This transformation comes with a certain cost. Organizing the input data in SOA reduces the transpose penalty. For example, the following code example suffers from transpose overhead:
__kernel void sum(__global float4* input, __global float* output)
{
int tid = get_global_id(0);
output[tid] = input[tid].x + input[tid].y + input[tid].z + input[tid].w;
}
While the next piece of code does not suffer from this penalty:
__kernel void sum(__global float* inx, __global float* iny, __global float* inz, __global float* inw, __global float* output)
{
int tid = get_global_id(0);
output[tid] = inx[tid] + iny[tid] + inz[tid] + inw[tid];
}
To make the vectorization the most efficient, the sequential work items should refer to sequential memory locations. Otherwise, data gathering required for processing in SIMD might be expensive performance-wise.
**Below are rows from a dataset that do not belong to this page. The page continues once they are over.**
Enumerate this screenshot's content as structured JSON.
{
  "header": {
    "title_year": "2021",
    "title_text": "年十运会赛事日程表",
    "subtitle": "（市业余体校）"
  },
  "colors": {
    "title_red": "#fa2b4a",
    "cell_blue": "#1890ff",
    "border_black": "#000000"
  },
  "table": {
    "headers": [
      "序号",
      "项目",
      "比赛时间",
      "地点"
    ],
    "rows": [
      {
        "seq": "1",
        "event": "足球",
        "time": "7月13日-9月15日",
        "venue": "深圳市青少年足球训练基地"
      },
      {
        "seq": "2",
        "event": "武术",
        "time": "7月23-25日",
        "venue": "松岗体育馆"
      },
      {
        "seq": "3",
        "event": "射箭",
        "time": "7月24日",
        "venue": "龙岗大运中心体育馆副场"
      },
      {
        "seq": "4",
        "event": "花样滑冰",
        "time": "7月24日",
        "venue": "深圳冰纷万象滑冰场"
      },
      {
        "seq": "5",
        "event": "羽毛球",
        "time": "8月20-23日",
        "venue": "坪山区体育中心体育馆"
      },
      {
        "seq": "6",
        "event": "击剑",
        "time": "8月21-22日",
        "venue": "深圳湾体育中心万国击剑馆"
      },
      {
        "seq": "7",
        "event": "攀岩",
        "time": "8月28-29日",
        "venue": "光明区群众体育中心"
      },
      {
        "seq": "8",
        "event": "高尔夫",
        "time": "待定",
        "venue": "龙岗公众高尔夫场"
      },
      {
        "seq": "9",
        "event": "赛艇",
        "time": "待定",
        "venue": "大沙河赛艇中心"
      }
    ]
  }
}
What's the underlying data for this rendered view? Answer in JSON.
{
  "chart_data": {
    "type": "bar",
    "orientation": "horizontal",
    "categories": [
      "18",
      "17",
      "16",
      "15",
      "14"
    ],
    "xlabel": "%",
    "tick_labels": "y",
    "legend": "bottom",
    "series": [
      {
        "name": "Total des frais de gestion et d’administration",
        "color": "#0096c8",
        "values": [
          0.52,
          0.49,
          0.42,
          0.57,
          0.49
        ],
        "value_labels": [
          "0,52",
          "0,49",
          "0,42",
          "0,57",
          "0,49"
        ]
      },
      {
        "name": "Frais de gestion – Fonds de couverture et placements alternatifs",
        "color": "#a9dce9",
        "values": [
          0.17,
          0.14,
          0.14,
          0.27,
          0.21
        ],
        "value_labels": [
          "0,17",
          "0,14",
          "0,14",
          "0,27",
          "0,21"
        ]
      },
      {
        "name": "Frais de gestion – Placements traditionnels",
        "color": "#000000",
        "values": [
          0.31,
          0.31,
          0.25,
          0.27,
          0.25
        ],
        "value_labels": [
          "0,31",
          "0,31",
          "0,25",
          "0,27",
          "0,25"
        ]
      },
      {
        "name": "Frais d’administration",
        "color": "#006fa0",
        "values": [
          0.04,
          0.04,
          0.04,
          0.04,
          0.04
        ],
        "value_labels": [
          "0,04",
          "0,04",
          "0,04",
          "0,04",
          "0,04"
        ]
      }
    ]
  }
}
For example:
int tid = get_global_id(0); output[tid] = inx[tid]; //sequential access (with respect to adjacent work-items) output[tid] = inx[2*tid]; //non-sequential access (triggers data gathering)
There is an alternative to AOS that generally preserves the expressiveness of AOS and efficiency of SOA. It is sometimes referenced as strided (or “stripped)” SOA, or even AOSSOA. Consider the code example below:
struct AOSSOA
{
float [16] x;
float [16] y;
float [16] z;
};